正真正銘のマヨイビト
「──おわり、とかさ」
「え?」
「だから、ヒロ君の回想の素晴らしい決意でお話が終わればよかったのにねえ、って話」
屈託のない笑顔の少女、シアに向かって、俺は深い深いため息をつく。
「シアはけっこう容赦ないよな」
「ずっと芋食べてくれないから」
「……選択肢は芋だけかよ」
「まあ芋じゃなくてもいいんだけどね。何か食べないと本当に死んじゃうよ? それが望みなの? 君がいままでおみくじにかけた情熱は何だったの? このおみくじのない世界に、君は本格的におみくじを導入した。おみくじが各地に行き渡ってからも、君は片っ端からおみくじ箱に数個しかない大凶を引いていった……驚嘆するほどの、おみくじ運のなさ。そんな君が目指していた大吉をやっと引けたのに、喜びもしないでどうしたの?」
──そう。
確かに俺は、この不思議な世界の各地を転々としながら、各地の神殿様式にあわせて、独自のおみくじを開発する──のに、ちょっとだけ関わった。

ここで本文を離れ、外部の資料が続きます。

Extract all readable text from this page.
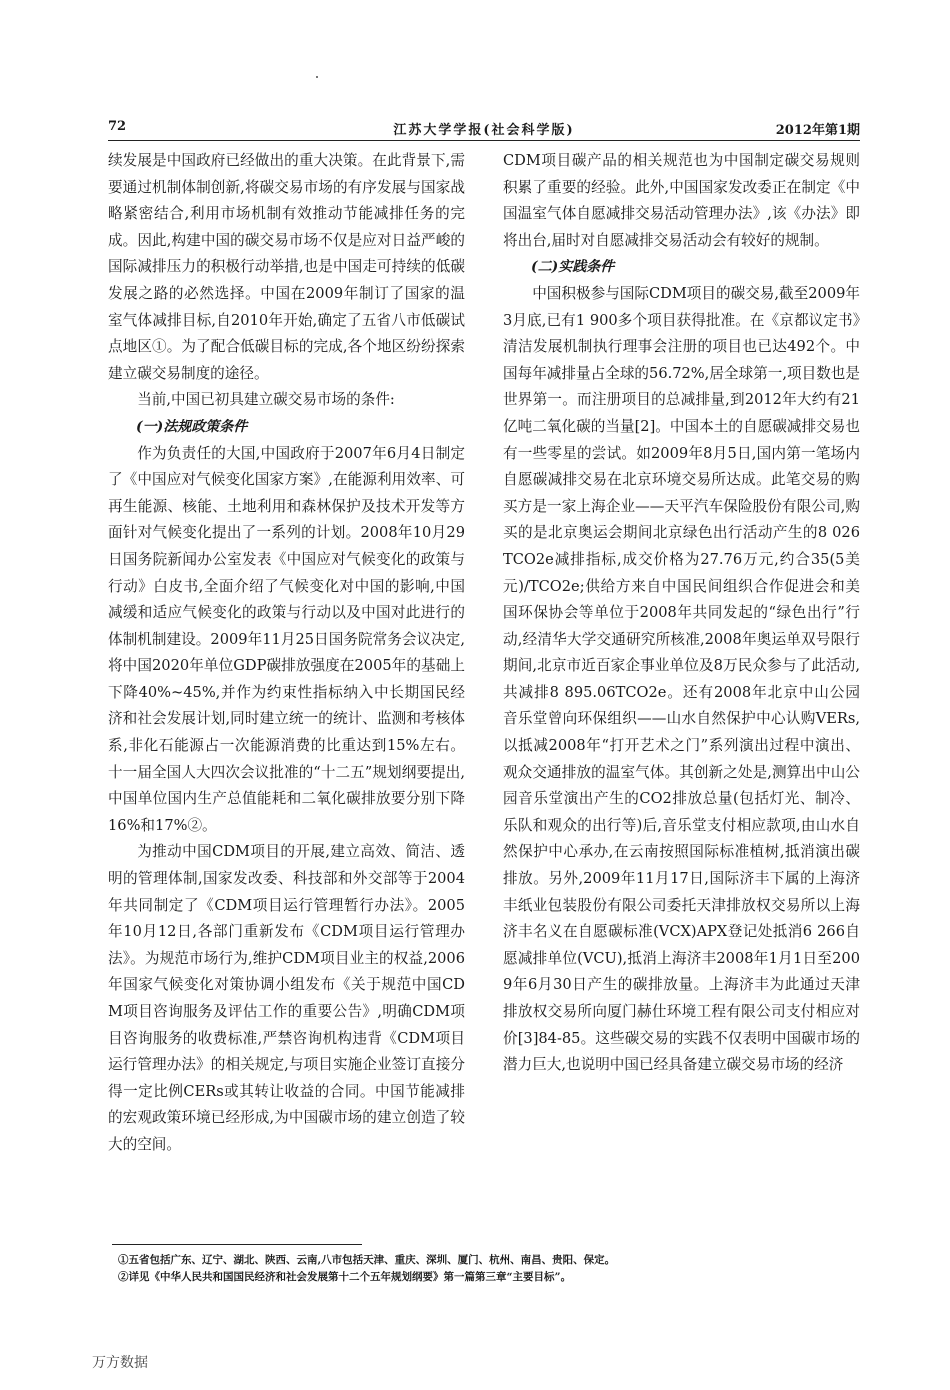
72	江苏大学学报(社会科学版)	2012年第1期

续发展是中国政府已经做出的重大决策。在此背景下,需要通过机制体制创新,将碳交易市场的有序发展与国家战略紧密结合,利用市场机制有效推动节能减排任务的完成。因此,构建中国的碳交易市场不仅是应对日益严峻的国际减排压力的积极行动举措,也是中国走可持续的低碳发展之路的必然选择。中国在2009年制订了国家的温室气体减排目标,自2010年开始,确定了五省八市低碳试点地区①。为了配合低碳目标的完成,各个地区纷纷探索建立碳交易制度的途径。

当前,中国已初具建立碳交易市场的条件:

(一)法规政策条件

作为负责任的大国,中国政府于2007年6月4日制定了《中国应对气候变化国家方案》,在能源利用效率、可再生能源、核能、土地利用和森林保护及技术开发等方面针对气候变化提出了一系列的计划。2008年10月29日国务院新闻办公室发表《中国应对气候变化的政策与行动》白皮书,全面介绍了气候变化对中国的影响,中国减缓和适应气候变化的政策与行动以及中国对此进行的体制机制建设。2009年11月25日国务院常务会议决定,将中国2020年单位GDP碳排放强度在2005年的基础上下降40%~45%,并作为约束性指标纳入中长期国民经济和社会发展计划,同时建立统一的统计、监测和考核体系,非化石能源占一次能源消费的比重达到15%左右。十一届全国人大四次会议批准的“十二五”规划纲要提出,中国单位国内生产总值能耗和二氧化碳排放要分别下降16%和17%②。

为推动中国CDM项目的开展,建立高效、简洁、透明的管理体制,国家发改委、科技部和外交部等于2004年共同制定了《CDM项目运行管理暂行办法》。2005年10月12日,各部门重新发布《CDM项目运行管理办法》。为规范市场行为,维护CDM项目业主的权益,2006年国家气候变化对策协调小组发布《关于规范中国CDM项目咨询服务及评估工作的重要公告》,明确CDM项目咨询服务的收费标准,严禁咨询机构违背《CDM项目运行管理办法》的相关规定,与项目实施企业签订直接分得一定比例CERs或其转让收益的合同。中国节能减排的宏观政策环境已经形成,为中国碳市场的建立创造了较大的空间。

CDM项目碳产品的相关规范也为中国制定碳交易规则积累了重要的经验。此外,中国国家发改委正在制定《中国温室气体自愿减排交易活动管理办法》,该《办法》即将出台,届时对自愿减排交易活动会有较好的规制。

(二)实践条件

中国积极参与国际CDM项目的碳交易,截至2009年3月底,已有1 900多个项目获得批准。在《京都议定书》清洁发展机制执行理事会注册的项目也已达492个。中国每年减排量占全球的56.72%,居全球第一,项目数也是世界第一。而注册项目的总减排量,到2012年大约有21亿吨二氧化碳的当量[2]。中国本土的自愿碳减排交易也有一些零星的尝试。如2009年8月5日,国内第一笔场内自愿碳减排交易在北京环境交易所达成。此笔交易的购买方是一家上海企业——天平汽车保险股份有限公司,购买的是北京奥运会期间北京绿色出行活动产生的8 026TCO2e减排指标,成交价格为27.76万元,约合35(5美元)/TCO2e;供给方来自中国民间组织合作促进会和美国环保协会等单位于2008年共同发起的“绿色出行”行动,经清华大学交通研究所核准,2008年奥运单双号限行期间,北京市近百家企事业单位及8万民众参与了此活动,共减排8 895.06TCO2e。还有2008年北京中山公园音乐堂曾向环保组织——山水自然保护中心认购VERs,以抵减2008年“打开艺术之门”系列演出过程中演出、观众交通排放的温室气体。其创新之处是,测算出中山公园音乐堂演出产生的CO2排放总量(包括灯光、制冷、乐队和观众的出行等)后,音乐堂支付相应款项,由山水自然保护中心承办,在云南按照国际标准植树,抵消演出碳排放。另外,2009年11月17日,国际济丰下属的上海济丰纸业包装股份有限公司委托天津排放权交易所以上海济丰名义在自愿碳标准(VCX)APX登记处抵消6 266自愿减排单位(VCU),抵消上海济丰2008年1月1日至2009年6月30日产生的碳排放量。上海济丰为此通过天津排放权交易所向厦门赫仕环境工程有限公司支付相应对价[3]84-85。这些碳交易的实践不仅表明中国碳市场的潜力巨大,也说明中国已经具备建立碳交易市场的经济

①五省包括广东、辽宁、湖北、陕西、云南,八市包括天津、重庆、深圳、厦门、杭州、南昌、贵阳、保定。
②详见《中华人民共和国国民经济和社会发展第十二个五年规划纲要》第一篇第三章“主要目标”。
万方数据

大部分は、異世界である日本のおみくじの存在に興味を示したシアの師匠らしき変な人の力添えで。
俺の記憶にあったおみくじは、瞬く間に具現化されたんだ。
この狭間の世界には、俺の世界では夢物語だった魔法なんてものが、当たり前に存在してる。
シアは指先から巨大な炎やら水やら手品のように出せるし、手品と違ってそれらは本当に種もしかけもない魔法。
万物の理がどうとかなんとかシアは言ってたが、とりあえずよくわからなかったから魔法という単語だけ理解した。
シアの師匠に至っては、俺の記憶にあったおみくじ箱を魔法と催眠術の融合術?で引き出しながら……俺が小さな頃に読んだ絵本の本文までうっかり引き出してしまったとか、もうなんか魔法使いというより宇宙人?
いや、ここ異世界だからみんな異星人なんだけど。
元の世界に帰らなくていいんですか?とか言いながら、シアの師匠が、遺伝子配列がどうとか血液はこちらと異なるのかとかデータは採取しても大丈夫かとか嬉しそうに語り出したから、とりあえずシアの安全の勧めで俺は一旦退却して──
次の日会いに行った時には『おみくじ普及計画書』という日本語仕様の分厚い冊子と、おみくじ箱の試作品が出来上がっていた。
驚きどころがよくわからなかった俺はそれを受け取りつつ、綿密な計画書にただ頷きながらOKを出して……
一月後には、嘘みたいにおみくじがこの世界に浸透していた。
神殿様式の巡礼みくじという名の、地球でいう和洋折衷な感じのそのおみくじは、名前や託宣の内容こそ神殿式だったが、表記や文字は俺の故郷の日本語で、そこに狭間の世界の共通語で翻訳がなされていた。
俺は各地を渡り歩き、巡礼みくじを引きまくったが、ことごとく大凶。
めげちゃいけない!とフリルつきのハンカチで涙を拭いながら、最後の地にたどり着いた時──
俺は、人生初の、大吉を引いてしまったんだ。